Finishing the task of world evangelization so Jesus can return is not a biblical paradigm. Paul and the other Apostles had taken the gospel of Jesus’ kingdom throughout the known world, defined as the inhabited Roman Empire by Jesus in Matthew 24:14 using the Greek word oikumene. The destruction of the Temple in Jerusalem confirmed their announcement of the great transition of the ages from the Old Covenant, centered on the Temple, to the New Covenant, led by a heavenly king.

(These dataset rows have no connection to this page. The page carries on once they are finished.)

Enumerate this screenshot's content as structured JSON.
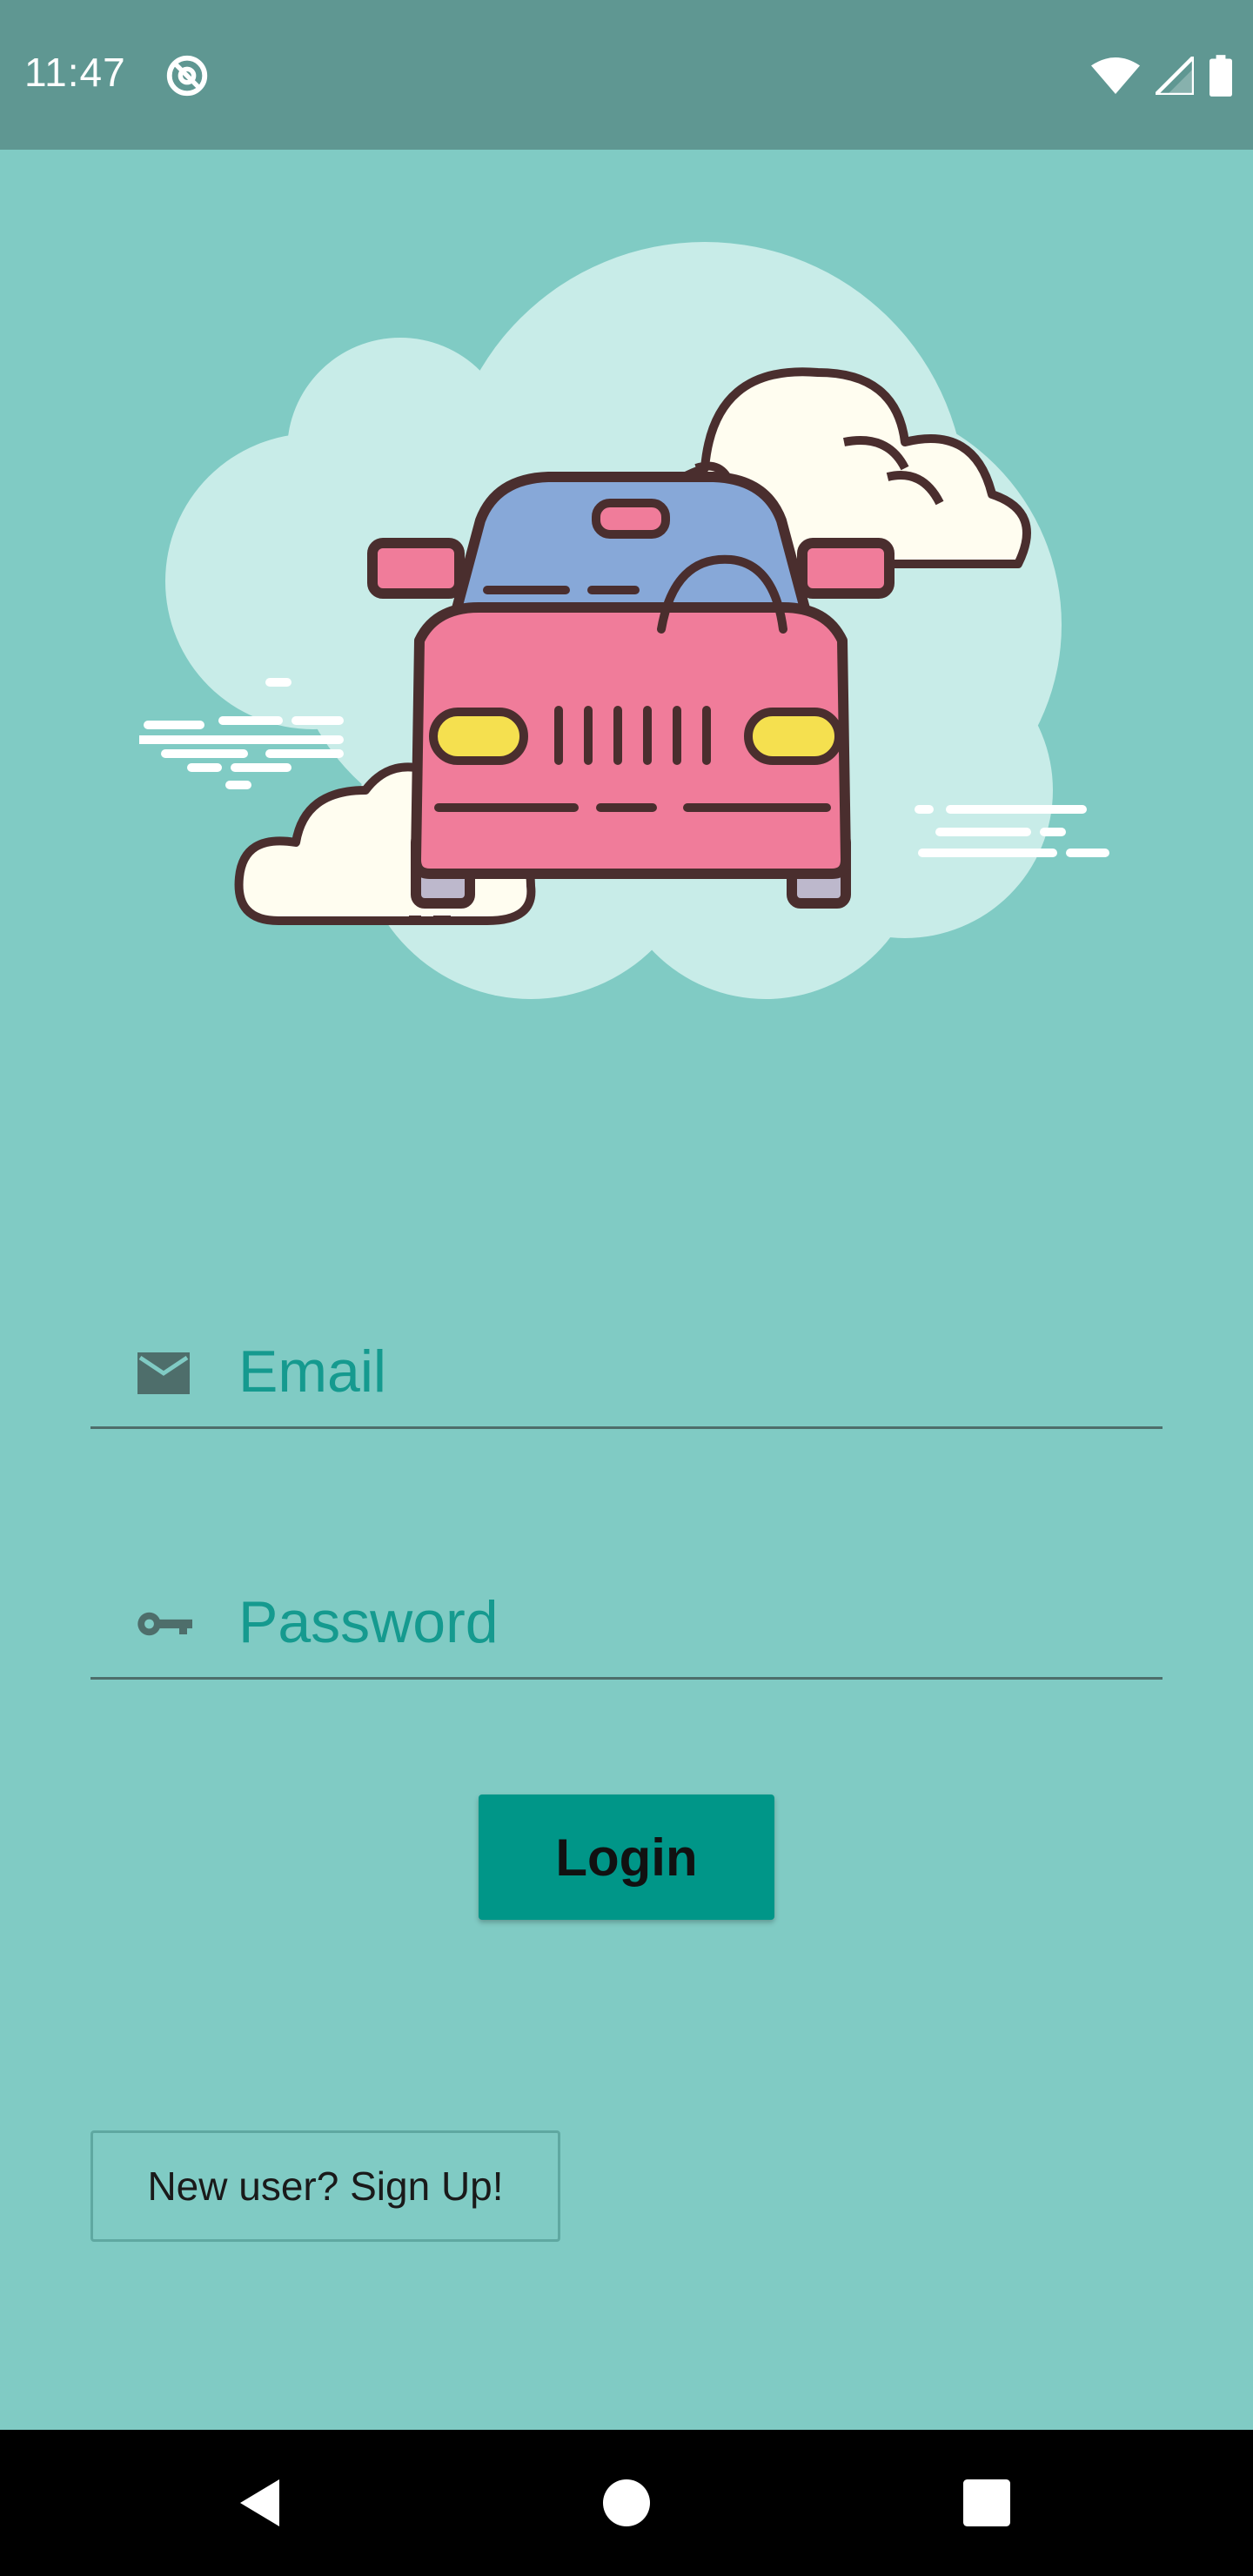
{
  "status_bar": {
    "time": "11:47",
    "left_icon": "do-not-disturb-icon",
    "right_icons": [
      "wifi-icon",
      "signal-icon",
      "battery-icon"
    ]
  },
  "hero": {
    "illustration": "car-in-clouds-illustration"
  },
  "form": {
    "email": {
      "placeholder": "Email",
      "icon": "mail-icon"
    },
    "password": {
      "placeholder": "Password",
      "icon": "key-icon"
    },
    "login_label": "Login",
    "signup_label": "New user? Sign Up!"
  },
  "nav": {
    "icons": [
      "back-icon",
      "home-icon",
      "recents-icon"
    ]
  },
  "colors": {
    "background": "#80CBC4",
    "status_bar": "#5F9792",
    "accent": "#009688",
    "placeholder": "#159A8F",
    "car_body": "#F07C9A",
    "car_window": "#87A8D8",
    "outline": "#4A2E2E",
    "cloud_bg": "#C8ECE8",
    "cloud_fg": "#FFFDF0"
  }
}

It may be hard for our modern minds to avoid imposing mathematical precision on the meaning of Jesus' words. Yet, we must respect what he meant. We are not on a mission to get the end to come. We can’t share the Gospel enough in order to make Jesus come back. We are completely missing the point if we create a list of people groups and start checking them off until Jesus comes. Crossing off arbitrarily defined, unreached peoples from a list is a self-deluded misadventure in trying to control the future.

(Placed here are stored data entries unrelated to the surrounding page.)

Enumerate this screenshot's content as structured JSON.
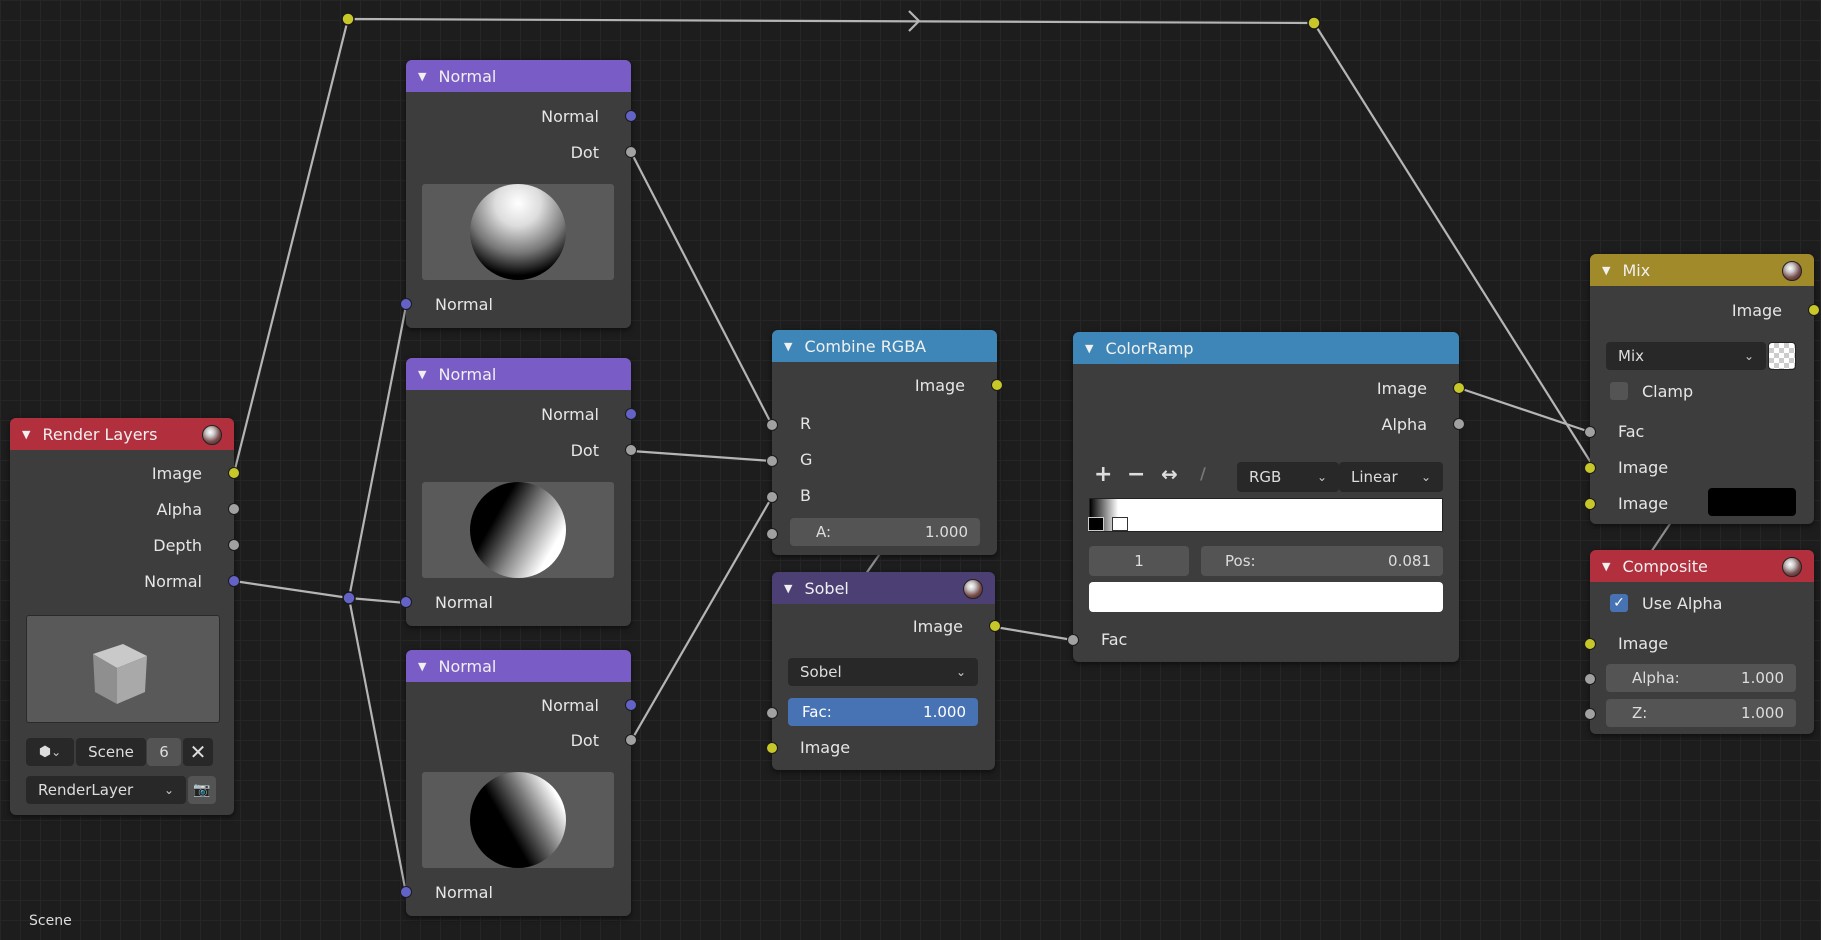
{
  "status": {
    "scene_label": "Scene"
  },
  "render_layers": {
    "title": "Render Layers",
    "outputs": [
      "Image",
      "Alpha",
      "Depth",
      "Normal"
    ],
    "scene": "Scene",
    "scene_number": "6",
    "layer": "RenderLayer"
  },
  "normal1": {
    "title": "Normal",
    "out_normal": "Normal",
    "out_dot": "Dot",
    "in_normal": "Normal"
  },
  "normal2": {
    "title": "Normal",
    "out_normal": "Normal",
    "out_dot": "Dot",
    "in_normal": "Normal"
  },
  "normal3": {
    "title": "Normal",
    "out_normal": "Normal",
    "out_dot": "Dot",
    "in_normal": "Normal"
  },
  "combine": {
    "title": "Combine RGBA",
    "out_image": "Image",
    "r": "R",
    "g": "G",
    "b": "B",
    "a_label": "A:",
    "a_value": "1.000"
  },
  "sobel": {
    "title": "Sobel",
    "out_image": "Image",
    "filter": "Sobel",
    "fac_label": "Fac:",
    "fac_value": "1.000",
    "in_image": "Image"
  },
  "colorramp": {
    "title": "ColorRamp",
    "out_image": "Image",
    "out_alpha": "Alpha",
    "color_mode": "RGB",
    "interpolation": "Linear",
    "stop_index": "1",
    "pos_label": "Pos:",
    "pos_value": "0.081",
    "in_fac": "Fac"
  },
  "mix": {
    "title": "Mix",
    "out_image": "Image",
    "blend": "Mix",
    "clamp": "Clamp",
    "fac": "Fac",
    "in_image1": "Image",
    "in_image2": "Image"
  },
  "composite": {
    "title": "Composite",
    "use_alpha": "Use Alpha",
    "in_image": "Image",
    "alpha_label": "Alpha:",
    "alpha_value": "1.000",
    "z_label": "Z:",
    "z_value": "1.000"
  },
  "colors": {
    "yellow_socket": "#c7c729",
    "gray_socket": "#a1a1a1",
    "blue_socket": "#6363c7",
    "render_header": "#b22f3e",
    "normal_header": "#7a5cc6",
    "combine_header": "#3f86b8",
    "sobel_header": "#4b3f73",
    "mix_header": "#a08a2a",
    "link": "#b5b5b5",
    "field_highlight": "#4772b3"
  },
  "icons": [
    "triangle-down-icon",
    "material-ball-icon",
    "scene-icon",
    "close-x-icon",
    "camera-icon",
    "plus-icon",
    "minus-icon",
    "flip-arrows-icon",
    "eyedropper-icon",
    "checker-icon",
    "checkmark-icon",
    "chevron-down-icon"
  ]
}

Our mission is to continue announcing the new kingdom Jesus started, long after the Old Covenant age has come to an end with the destruction of the Temple. Jesus wasn’t focused on just getting to the end of that age, but on building momentum that would last for centuries as a new international body of believers grew everywhere Jesus’ disciples would go. A grammatical analysis of the Great Commission will demonstrate that Jesus’ emphasis was on methodical kingdom-building, not mathematically measured nation-reaching.

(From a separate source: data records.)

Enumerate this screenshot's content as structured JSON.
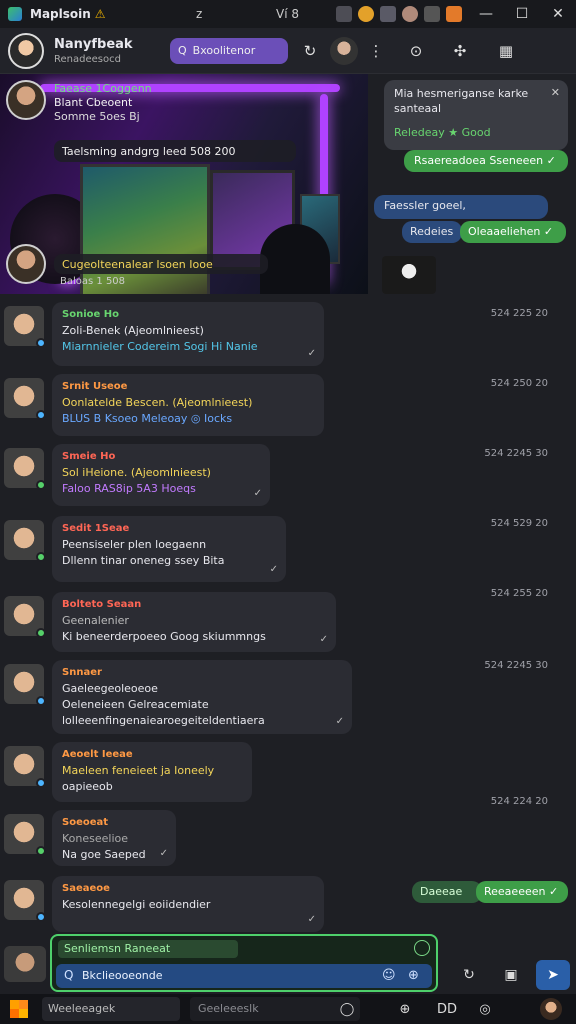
{
  "titlebar": {
    "app_name": "Maplsoin",
    "warn_glyph": "⚠",
    "mid_text": "z",
    "mid_text2": "Ví 8",
    "min": "—",
    "max": "☐",
    "close": "✕"
  },
  "header": {
    "title": "Nanyfbeak",
    "subtitle": "Renadeesocd",
    "search_label": "Bxoolitenor",
    "search_glyph": "Q",
    "icons": [
      "↻",
      "⋮",
      "⊙",
      "✣",
      "▦"
    ]
  },
  "hero": {
    "card1": {
      "line1": "Faease 1Coggenn",
      "line2": "Blant Cbeoent",
      "line3": "Somme 5oes Bj"
    },
    "pill1": "Taelsming andgrg leed   508  200",
    "pill2": "Cugeolteenalear   Isoen   Iooe",
    "pill2_sub": "Baloas 1 508"
  },
  "right_msgs": [
    {
      "text": "Mia hesmeriganse karke  santeaal",
      "sub": "Reledeay ★ Good",
      "close": "✕"
    },
    {
      "text": "Rsaereadoea Sseneeen ✓"
    },
    {
      "text": "Faessler goeel,"
    },
    {
      "text": "Redeies"
    },
    {
      "text": "Oleaaeliehen ✓"
    },
    {
      "text": "Daeeae"
    },
    {
      "text": "Reeaeeeen ✓"
    }
  ],
  "messages": [
    {
      "name": "Sonioe Ho",
      "name_color": "green",
      "line1": "Zoli-Benek (Ajeomlnieest)",
      "line2": "Miarnnieler  Codereim Sogi Hi Nanie",
      "ts": "524  225  20",
      "tick": "✓"
    },
    {
      "name": "Srnit Useoe",
      "name_color": "orange",
      "line1": "Oonlatelde Bescen. (Ajeomlnieest)",
      "line2": "BLUS B Ksoeo  Meleoay  ◎ Iocks",
      "ts": "524  250  20",
      "tick": ""
    },
    {
      "name": "Smeie Ho",
      "name_color": "red",
      "line1": "Sol iHeione. (Ajeomlnieest)",
      "line2": "Faloo  RAS8ip 5A3 Hoeqs",
      "ts": "524  2245  30",
      "tick": "✓"
    },
    {
      "name": "Sedit 1Seae",
      "name_color": "orange",
      "line1": "Peensiseler plen loegaenn",
      "line2": "Dllenn tinar oneneg ssey Bita",
      "ts": "524  529  20",
      "tick": "✓"
    },
    {
      "name": "Bolteto Seaan",
      "name_color": "red",
      "line1": "Geenalenier",
      "line2": "Ki beneerderpoeeo Goog skiummngs",
      "ts": "524  255  20",
      "tick": "✓"
    },
    {
      "name": "Snnaer",
      "name_color": "orange",
      "line1": "Gaeleegeoleoeoe",
      "line2": "Oeleneieen Gelreacemiate",
      "line3": "lolleeenfingenaiearoegeiteldentiaera",
      "ts": "524  2245  30",
      "tick": "✓"
    },
    {
      "name": "Aeoelt Ieeae",
      "name_color": "orange",
      "line1": "Maeleen feneieet  ja  Ioneely",
      "line2": "oapieeob",
      "ts": "524  224  20",
      "tick": ""
    },
    {
      "name": "Soeoeat",
      "name_color": "orange",
      "line1": "Koneseelioe",
      "line2": "Na goe Saeped",
      "ts": "",
      "tick": "✓"
    },
    {
      "name": "Saeaeoe",
      "name_color": "orange",
      "line1": "Kesolennegelgi eoiidendier",
      "line2": "",
      "ts": "",
      "tick": "✓"
    }
  ],
  "composer": {
    "reply_text": "Senliemsn Raneeat",
    "input_value": "Bkclieooeonde",
    "icons": [
      "☺",
      "⊕"
    ]
  },
  "composer_buttons": [
    "↻",
    "▣",
    "➤"
  ],
  "taskbar": {
    "search1": "Weeleeagek",
    "search2": "Geeleeeslk",
    "icons": [
      "◯",
      "⊕",
      "DD",
      "◎",
      "☻"
    ]
  }
}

When Jesus said in Matthew 28:18, “Go and make disciples of all nations,” the command was not to go to every distinct ethno-linguistic group that we can map out with some subjective set of guidelines. The word “go” is actually a participle. The command is to “make disciples.” It would be better translated, “As you are going, make disciples.” Our job is to make disciples everywhere we go, not to obsess about where we go next.
So let's stop missing the point and make sure more individuals get to hear the significance of the kingdom Jesus started in the first century. Matthew 24:14 predicted a monumental change of the ages after the message of King Jesus had spread through the Roman Empire. And we now live in the New Covenant age where God’s presence is available to all if we pronounce the good news everywhere we go.
Jesus promised his first-century disciples to be present with them until “the end of age” (Matthew 28:20), and he promises to be with us now that the Old Covenant age has ended. As he said, “Where two or three are gathered in my name, I am there among them” (Matthew 18:20). We don’t have to mistakenly manipulate Jesus to return to the earth because he is already here!
I hope hearing what Jesus’ words meant frees you from false promises you found in Matthew 24:14 and from misguided strategies to get Jesus back here sooner. Instead, I hope the anxiety of his perceived absence is replaced by the calming confidence of his nearness. That unfailing presence is a gift we can receive and give to every person struggling in an often isolated world.